A Mazda Australia spokesperson said that ordering for the MX-30 Electric is still continuing but it won’t be doing more batch orders. Instead, it will be ordering to meet customer demand.
“When we brought [the MX-30 Electric] in, we always said it was going to be niche. We said we’d bring in 100. We’ve done that and we’ve learnt a lot,” Mazda Australia marketing director Alastair Doak told CarExpert.
“We’ve trained all our dealers on all of the technical aspects of electrification.
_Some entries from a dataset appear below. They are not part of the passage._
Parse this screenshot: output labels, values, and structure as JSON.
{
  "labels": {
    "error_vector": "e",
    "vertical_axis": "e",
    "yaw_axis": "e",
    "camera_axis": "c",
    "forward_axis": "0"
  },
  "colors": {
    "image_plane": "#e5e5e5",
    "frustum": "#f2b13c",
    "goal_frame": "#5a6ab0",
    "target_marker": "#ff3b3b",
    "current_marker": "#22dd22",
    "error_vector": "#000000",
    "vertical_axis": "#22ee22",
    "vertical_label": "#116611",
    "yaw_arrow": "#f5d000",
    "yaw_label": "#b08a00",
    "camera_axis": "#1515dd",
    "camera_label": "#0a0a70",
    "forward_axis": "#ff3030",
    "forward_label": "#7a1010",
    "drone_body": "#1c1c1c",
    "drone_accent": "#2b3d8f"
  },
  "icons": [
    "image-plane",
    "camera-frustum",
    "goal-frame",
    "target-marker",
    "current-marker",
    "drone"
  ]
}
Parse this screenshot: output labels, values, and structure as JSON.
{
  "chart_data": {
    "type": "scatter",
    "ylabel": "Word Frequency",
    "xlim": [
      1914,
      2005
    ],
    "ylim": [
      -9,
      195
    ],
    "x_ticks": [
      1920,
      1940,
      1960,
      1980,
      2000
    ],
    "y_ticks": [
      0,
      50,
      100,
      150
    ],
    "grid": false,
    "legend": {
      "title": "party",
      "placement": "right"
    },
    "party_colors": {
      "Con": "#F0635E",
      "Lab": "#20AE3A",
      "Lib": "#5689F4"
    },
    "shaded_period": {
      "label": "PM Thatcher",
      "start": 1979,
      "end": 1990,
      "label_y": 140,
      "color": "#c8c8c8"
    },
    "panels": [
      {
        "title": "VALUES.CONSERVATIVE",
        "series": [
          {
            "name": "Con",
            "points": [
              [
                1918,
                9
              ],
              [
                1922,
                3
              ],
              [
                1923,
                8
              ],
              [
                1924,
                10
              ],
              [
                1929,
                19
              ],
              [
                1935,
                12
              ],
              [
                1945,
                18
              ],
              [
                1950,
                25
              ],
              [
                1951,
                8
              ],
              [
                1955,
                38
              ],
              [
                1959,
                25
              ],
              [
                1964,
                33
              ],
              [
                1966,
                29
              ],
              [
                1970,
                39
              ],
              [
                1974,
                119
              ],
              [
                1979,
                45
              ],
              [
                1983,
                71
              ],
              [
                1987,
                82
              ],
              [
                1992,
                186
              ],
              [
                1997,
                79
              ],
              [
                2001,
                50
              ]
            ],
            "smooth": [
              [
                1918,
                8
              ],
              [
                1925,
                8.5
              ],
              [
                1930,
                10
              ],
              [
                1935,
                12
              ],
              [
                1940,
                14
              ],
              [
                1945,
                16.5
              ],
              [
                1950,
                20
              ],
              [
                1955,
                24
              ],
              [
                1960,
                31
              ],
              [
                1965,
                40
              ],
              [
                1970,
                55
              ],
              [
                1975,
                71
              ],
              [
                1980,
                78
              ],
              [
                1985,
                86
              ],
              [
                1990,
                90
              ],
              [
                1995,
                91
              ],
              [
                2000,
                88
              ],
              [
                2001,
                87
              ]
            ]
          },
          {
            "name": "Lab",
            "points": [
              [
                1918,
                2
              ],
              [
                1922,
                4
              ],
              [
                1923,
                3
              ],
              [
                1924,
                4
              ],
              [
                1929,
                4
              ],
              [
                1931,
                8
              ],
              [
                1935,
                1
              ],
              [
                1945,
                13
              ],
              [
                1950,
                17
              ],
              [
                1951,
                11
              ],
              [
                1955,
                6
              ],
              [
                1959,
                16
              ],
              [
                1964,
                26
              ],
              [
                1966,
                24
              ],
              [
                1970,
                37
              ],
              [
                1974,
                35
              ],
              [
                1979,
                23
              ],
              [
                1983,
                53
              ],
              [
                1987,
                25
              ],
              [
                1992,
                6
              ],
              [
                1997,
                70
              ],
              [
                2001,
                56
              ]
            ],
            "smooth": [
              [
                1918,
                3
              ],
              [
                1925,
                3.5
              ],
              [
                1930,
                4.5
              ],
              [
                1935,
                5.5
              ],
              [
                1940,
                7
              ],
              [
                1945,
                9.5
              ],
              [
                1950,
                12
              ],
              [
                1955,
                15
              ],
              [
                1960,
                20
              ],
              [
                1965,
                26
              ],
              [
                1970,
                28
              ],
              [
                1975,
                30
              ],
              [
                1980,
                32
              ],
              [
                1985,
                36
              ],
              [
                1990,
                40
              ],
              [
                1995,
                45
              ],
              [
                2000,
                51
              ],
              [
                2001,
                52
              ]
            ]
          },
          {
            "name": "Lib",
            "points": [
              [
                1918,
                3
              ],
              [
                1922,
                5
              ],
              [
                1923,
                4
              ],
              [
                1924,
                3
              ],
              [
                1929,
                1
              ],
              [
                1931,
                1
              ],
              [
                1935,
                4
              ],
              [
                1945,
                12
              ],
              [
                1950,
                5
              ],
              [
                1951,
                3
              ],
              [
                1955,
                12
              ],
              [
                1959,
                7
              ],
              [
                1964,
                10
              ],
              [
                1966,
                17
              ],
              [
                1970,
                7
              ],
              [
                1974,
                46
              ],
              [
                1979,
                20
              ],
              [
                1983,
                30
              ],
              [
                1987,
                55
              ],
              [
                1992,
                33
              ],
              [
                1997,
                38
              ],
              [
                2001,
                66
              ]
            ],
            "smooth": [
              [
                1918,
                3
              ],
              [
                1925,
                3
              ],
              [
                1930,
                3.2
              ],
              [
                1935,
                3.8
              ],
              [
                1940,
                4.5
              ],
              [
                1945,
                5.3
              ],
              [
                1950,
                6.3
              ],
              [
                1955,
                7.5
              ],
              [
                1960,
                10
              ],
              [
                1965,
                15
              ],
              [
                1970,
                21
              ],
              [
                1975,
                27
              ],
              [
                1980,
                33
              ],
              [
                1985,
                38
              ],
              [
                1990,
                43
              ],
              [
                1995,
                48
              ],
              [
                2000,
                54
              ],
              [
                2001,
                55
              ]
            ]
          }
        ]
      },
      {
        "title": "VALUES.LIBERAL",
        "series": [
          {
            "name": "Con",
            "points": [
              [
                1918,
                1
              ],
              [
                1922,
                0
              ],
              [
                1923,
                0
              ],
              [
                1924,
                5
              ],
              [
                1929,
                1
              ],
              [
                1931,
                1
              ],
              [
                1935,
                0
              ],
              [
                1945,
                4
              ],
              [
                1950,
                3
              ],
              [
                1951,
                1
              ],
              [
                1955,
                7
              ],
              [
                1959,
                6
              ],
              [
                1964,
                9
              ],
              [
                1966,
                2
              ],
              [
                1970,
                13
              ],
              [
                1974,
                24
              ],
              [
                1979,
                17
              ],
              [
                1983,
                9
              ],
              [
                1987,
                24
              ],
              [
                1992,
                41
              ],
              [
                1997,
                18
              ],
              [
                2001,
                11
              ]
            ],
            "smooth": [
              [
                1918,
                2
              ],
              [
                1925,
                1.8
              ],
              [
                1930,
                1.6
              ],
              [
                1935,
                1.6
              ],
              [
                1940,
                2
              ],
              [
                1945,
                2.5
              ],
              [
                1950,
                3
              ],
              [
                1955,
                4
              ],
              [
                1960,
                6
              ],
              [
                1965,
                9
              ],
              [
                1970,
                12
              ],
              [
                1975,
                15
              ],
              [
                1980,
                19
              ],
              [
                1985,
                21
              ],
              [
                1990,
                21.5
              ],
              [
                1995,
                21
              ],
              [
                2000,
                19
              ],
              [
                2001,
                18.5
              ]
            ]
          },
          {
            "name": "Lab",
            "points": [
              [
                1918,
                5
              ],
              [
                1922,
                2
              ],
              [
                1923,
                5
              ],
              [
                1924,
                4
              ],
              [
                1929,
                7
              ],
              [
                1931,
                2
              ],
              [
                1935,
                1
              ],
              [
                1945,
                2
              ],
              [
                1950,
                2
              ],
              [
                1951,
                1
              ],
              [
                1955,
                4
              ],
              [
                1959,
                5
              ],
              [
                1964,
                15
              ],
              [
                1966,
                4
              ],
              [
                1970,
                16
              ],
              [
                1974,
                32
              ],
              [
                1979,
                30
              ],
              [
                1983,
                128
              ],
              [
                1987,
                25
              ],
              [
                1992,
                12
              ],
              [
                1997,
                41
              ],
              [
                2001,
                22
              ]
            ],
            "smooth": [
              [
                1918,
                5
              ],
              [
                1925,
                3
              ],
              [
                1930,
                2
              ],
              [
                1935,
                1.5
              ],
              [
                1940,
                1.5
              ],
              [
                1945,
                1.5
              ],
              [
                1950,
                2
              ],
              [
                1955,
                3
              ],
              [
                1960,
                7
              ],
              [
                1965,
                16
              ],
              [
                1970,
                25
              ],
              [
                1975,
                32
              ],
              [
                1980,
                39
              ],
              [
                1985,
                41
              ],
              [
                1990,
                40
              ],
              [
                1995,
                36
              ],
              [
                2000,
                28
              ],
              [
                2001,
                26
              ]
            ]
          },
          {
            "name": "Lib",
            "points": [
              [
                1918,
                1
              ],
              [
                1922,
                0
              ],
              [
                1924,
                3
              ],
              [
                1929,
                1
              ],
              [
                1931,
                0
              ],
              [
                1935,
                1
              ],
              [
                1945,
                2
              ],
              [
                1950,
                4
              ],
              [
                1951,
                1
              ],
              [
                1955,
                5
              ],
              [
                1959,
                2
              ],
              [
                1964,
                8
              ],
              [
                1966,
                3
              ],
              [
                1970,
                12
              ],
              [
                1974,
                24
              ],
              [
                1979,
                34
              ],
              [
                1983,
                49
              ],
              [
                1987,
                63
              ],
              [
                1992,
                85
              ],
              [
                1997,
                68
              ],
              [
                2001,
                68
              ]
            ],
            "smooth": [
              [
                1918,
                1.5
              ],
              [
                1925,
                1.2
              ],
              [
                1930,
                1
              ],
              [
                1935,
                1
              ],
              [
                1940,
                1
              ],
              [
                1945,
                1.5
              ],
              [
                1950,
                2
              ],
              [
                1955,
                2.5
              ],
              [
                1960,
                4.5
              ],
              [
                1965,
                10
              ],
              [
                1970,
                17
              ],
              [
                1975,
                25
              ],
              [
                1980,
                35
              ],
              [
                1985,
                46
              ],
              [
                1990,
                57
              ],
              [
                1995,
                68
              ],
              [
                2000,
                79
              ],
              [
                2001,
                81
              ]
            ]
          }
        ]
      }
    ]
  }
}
They’ve also committed to installing some infrastructure at their dealerships to be able to do that.”
“The good thing about that was, one in anticipation of EV, but beyond that of plug-in hybrid (PHEV),” added Mr Doak.
“All of that work is relevant to PHEV and obviously we’re getting our first PHEV next year in CX-60, which won’t be a niche product.”
Mr Doak said he understands criticism of the modest 224km claimed combined driving range.
“As an execution of taking the Mazda idea of how a car should drive and turning it it and applying it to a totally different powertrain, I think the guys [and girls] have done a really good job,” said Mr Doak.
The Mazda MX-30 Electric was first revealed in 2018 and launched in Australia in mid-2021, joining the petrol-powered M Hybrid model.
It’s priced from $65,490 before on-road costs and is currently only available locally in range-topping Astina guise.
The MX-30 Electric is powered by a single, front-mounted electric motor producing 107kW of power and 271Nm of torque, mated with a 35.5kWh lithium-ion battery pack.
A rotary range-extender version of the MX-30 is still in the works for a potential reveal in 2023, but it’s unclear if it’ll come here.